Diversified Realty Acquisitions submitted an unsolicited proposal to the city on February 1, 2026, pitching a $20.8 million expansion. The plan: a new 20,000-square-foot terminal building plus 900 added parking spaces — exactly the things travelers have been griping about.
The deal structure is interesting. Diversified would lease 17 acres from the city and buy the existing 72,637-square-foot hangar complex, financing the $20.8 million itself. The city would lease the new terminal and keep the revenue from parking, concessions, and fees. If approved, construction could start as soon as September 2026, with the parking lot opening January 2027 and the terminal in July 2027.
Why the sudden need? Airlines. JetBlue launched daily flights to New York's JFK and Boston Logan on December 11, 2025. American Airlines added Charlotte service in February 2026. Breeze Airways has flown out of VRB since 2023. That's a lot of jets for a small terminal.
The passenger numbers back it up. VRB went from about 86,000 travelers in 2023 to 177,000 in 2024 — more than doubling in a year. Parking lots, short-term, long-term, and overflow alike, are pushing capacity.

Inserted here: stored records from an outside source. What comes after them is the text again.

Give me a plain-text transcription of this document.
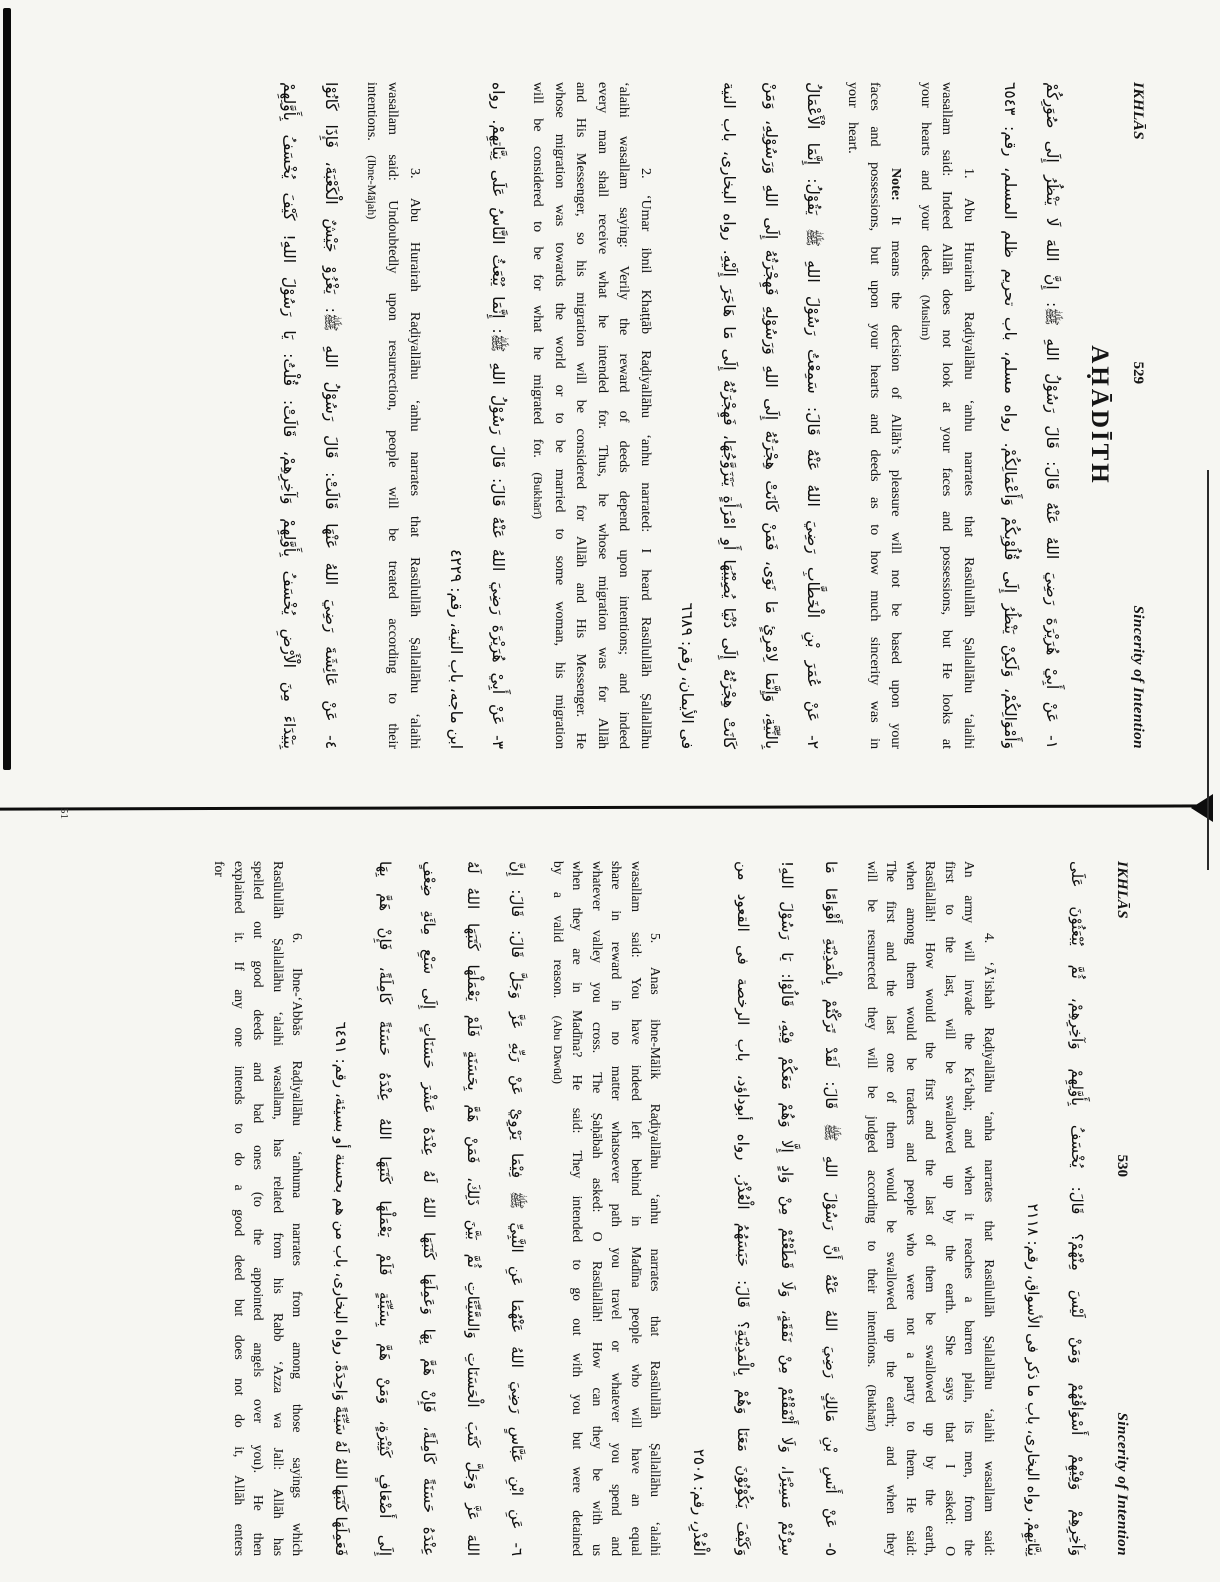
IKHLĀS
529
Sincerity of Intention
AḤĀDĪTH
١- عَنْ أَبِيْ هُرَيْرَةَ رَضِيَ اللهُ عَنْهُ قَالَ: قَالَ رَسُوْلُ اللهِ ﷺ: إِنَّ اللهَ لَا يَنْظُرُ إِلَى صُوَرِكُمْ
وَأَمْوَالِكُمْ، وَلَكِنْ يَنْظُرُ إِلَى قُلُوْبِكُمْ وَأَعْمَالِكُمْ. رواه مسلم، باب تحريم ظلم المسلم، رقم: ٦٥٤٣

1. Abu Hurairah Raḍiyallāhu ‘anhu narrates that Rasūlullāh Ṣallallāhu ‘alaihi wasallam said: Indeed Allāh does not look at your faces and possessions, but He looks at your hearts and your deeds. (Muslim)

Note: It means the decision of Allāh’s pleasure will not be based upon your faces and possessions, but upon your hearts and deeds as to how much sincerity was in your heart.

٢- عَنْ عُمَرَ بْنِ الْخَطَّابِ رَضِيَ اللهُ عَنْهُ قَالَ: سَمِعْتُ رَسُوْلَ اللهِ ﷺ يَقُوْلُ: إِنَّمَا الْأَعْمَالُ
بِالنِّيَّةِ، وَإِنَّمَا لِامْرِئٍ مَا نَوَى، فَمَنْ كَانَتْ هِجْرَتُهُ إِلَى اللهِ وَرَسُوْلِهِ فَهِجْرَتُهُ إِلَى اللهِ وَرَسُوْلِهِ، وَمَنْ
كَانَتْ هِجْرَتُهُ إِلَى دُنْيَا يُصِيْبُهَا أَوِ امْرَأَةٍ يَتَزَوَّجُهَا، فَهِجْرَتُهُ إِلَى مَا هَاجَرَ إِلَيْهِ. رواه البخارى، باب النية
فى الأيمان، رقم: ٦٦٨٩

2. ‘Umar ibnil Khaṭṭāb Raḍiyallāhu ‘anhu narrated: I heard Rasūlullāh Ṣallallāhu ‘alaihi wasallam saying: Verily the reward of deeds depend upon intentions; and indeed every man shall receive what he intended for. Thus, he whose migration was for Allāh and His Messenger, so his migration will be considered for Allāh and His Messenger. He whose migration was towards the world or to be married to some woman, his migration will be considered to be for what he migrated for. (Bukhārī)

٣- عَنْ أَبِيْ هُرَيْرَةَ رَضِيَ اللهُ عَنْهُ قَالَ: قَالَ رَسُوْلُ اللهِ ﷺ: إِنَّمَا يُبْعَثُ النَّاسُ عَلَى نِيَّاتِهِمْ. رواه
ابن ماجه، باب النية، رقم: ٤٢٢٩

3. Abu Hurairah Raḍiyallāhu ‘anhu narrates that Rasūlullāh Ṣallallāhu ‘alaihi wasallam said: Undoubtedly upon resurrection, people will be treated according to their intentions. (Ibne-Mājah)

٤- عَنْ عَائِشَةَ رَضِيَ اللهُ عَنْهَا قَالَتْ: قَالَ رَسُوْلُ اللهِ ﷺ: يَغْزُوْ جَيْشٌ الْكَعْبَةَ، فَإِذَا كَانُوْا
بِبَيْدَاءَ مِنَ الْأَرْضِ يُخْسَفُ بِأَوَّلِهِمْ وَآخِرِهِمْ، قَالَتْ: قُلْتُ: يَا رَسُوْلَ اللهِ! كَيْفَ يُخْسَفُ بِأَوَّلِهِمْ
51
IKHLĀS
530
Sincerity of Intention
وَآخِرِهِمْ وَفِيْهِمْ أَسْوَاقُهُمْ وَمَنْ لَيْسَ مِنْهُمْ؟ قَالَ: يُخْسَفُ بِأَوَّلِهِمْ وَآخِرِهِمْ، ثُمَّ يُبْعَثُوْنَ عَلَى
نِيَّاتِهِمْ. رواه البخارى، باب ما ذكر فى الأسواق، رقم: ٢١١٨

4. ‘Ā’ishah Raḍiyallāhu ‘anha narrates that Rasūlullāh Ṣallallāhu ‘alaihi wasallam said: An army will invade the Ka‘bah; and when it reaches a barren plain, its men, from the first to the last, will be swallowed up by the earth. She says that I asked: O Rasūlallāh! How would the first and the last of them be swallowed up by the earth, when among them would be traders and people who were not a party to them. He said: The first and the last one of them would be swallowed up the earth; and when they will be resurrected they will be judged according to their intentions. (Bukhārī)

٥- عَنْ أَنَسِ بْنِ مَالِكٍ رَضِيَ اللهُ عَنْهُ أَنَّ رَسُوْلَ اللهِ ﷺ قَالَ: لَقَدْ تَرَكْتُمْ بِالْمَدِيْنَةِ أَقْوَامًا مَا
سِرْتُمْ مَسِيْرًا، وَلَا أَنْفَقْتُمْ مِنْ نَفَقَةٍ، وَلَا قَطَعْتُمْ مِنْ وَادٍ إِلَّا وَهُمْ مَعَكُمْ فِيْهِ، قَالُوْا: يَا رَسُوْلَ اللهِ!
وَكَيْفَ يَكُوْنُوْنَ مَعَنَا وَهُمْ بِالْمَدِيْنَةِ؟ قَالَ: حَبَسَهُمُ الْعُذْرُ. رواه أبوداؤد، باب الرخصة فى القعود من
الْعُذْرِ، رقم: ٢٥٠٨

5. Anas ibne-Mālik Raḍiyallāhu ‘anhu narrates that Rasūlullāh Ṣallallāhu ‘alaihi wasallam said: You have indeed left behind in Madīna people who will have an equal share in reward in no matter whatsoever path you travel or whatever you spend and whatever valley you cross. The Ṣaḥābah asked: O Rasūlallāh! How can they be with us when they are in Madīna? He said: They intended to go out with you but were detained by a valid reason. (Abu Dāwūd)

٦- عَنِ ابْنِ عَبَّاسٍ رَضِيَ اللهُ عَنْهُمَا عَنِ النَّبِيِّ ﷺ فِيْمَا يَرْوِيْ عَنْ رَبِّهِ عَزَّ وَجَلَّ قَالَ: قَالَ: إِنَّ
اللهَ عَزَّ وَجَلَّ كَتَبَ الْحَسَنَاتِ وَالسَّيِّئَاتِ ثُمَّ بَيَّنَ ذَلِكَ، فَمَنْ هَمَّ بِحَسَنَةٍ فَلَمْ يَعْمَلْهَا كَتَبَهَا اللهُ لَهُ
عِنْدَهُ حَسَنَةً كَامِلَةً، فَإِنْ هَمَّ بِهَا وَعَمِلَهَا كَتَبَهَا اللهُ لَهُ عِنْدَهُ عَشْرَ حَسَنَاتٍ إِلَى سَبْعِ مِائَةِ ضِعْفٍ
إِلَى أَضْعَافٍ كَثِيْرَةٍ، وَمَنْ هَمَّ بِسَيِّئَةٍ فَلَمْ يَعْمَلْهَا كَتَبَهَا اللهُ عِنْدَهُ حَسَنَةً كَامِلَةً، فَإِنْ هَمَّ بِهَا
فَعَمِلَهَا كَتَبَهَا اللهُ لَهُ سَيِّئَةً وَاحِدَةً. رواه البخارى، باب من هم بحسنة أو بسيئة، رقم: ٦٤٩١

6. Ibne-‘Abbās Raḍiyallāhu ‘anhuma narrates from among those sayings which Rasūlullāh Ṣallallāhu ‘alaihi wasallam, has related from his Rabb ‘Azza wa Jall: Allāh has spelled out good deeds and bad ones (to the appointed angels over you). He then explained it. If any one intends to do a good deed but does not do it, Allāh enters for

The city already had a separate $5 million round of terminal improvements underway — covered walkways, a bigger baggage claim, ADA upgrades — targeted for completion by summer 2026. Airport Director Todd Scher has been candid that the rapid growth has meant a steep learning curve.
For locals, the upside is obvious: more flights and a real terminal closer to home means fewer hour-long hauls to West Palm Beach or Orlando. The Diversified proposal still needs city sign-off, so this isn't a done deal — but it's a clear signal of where VRB is headed.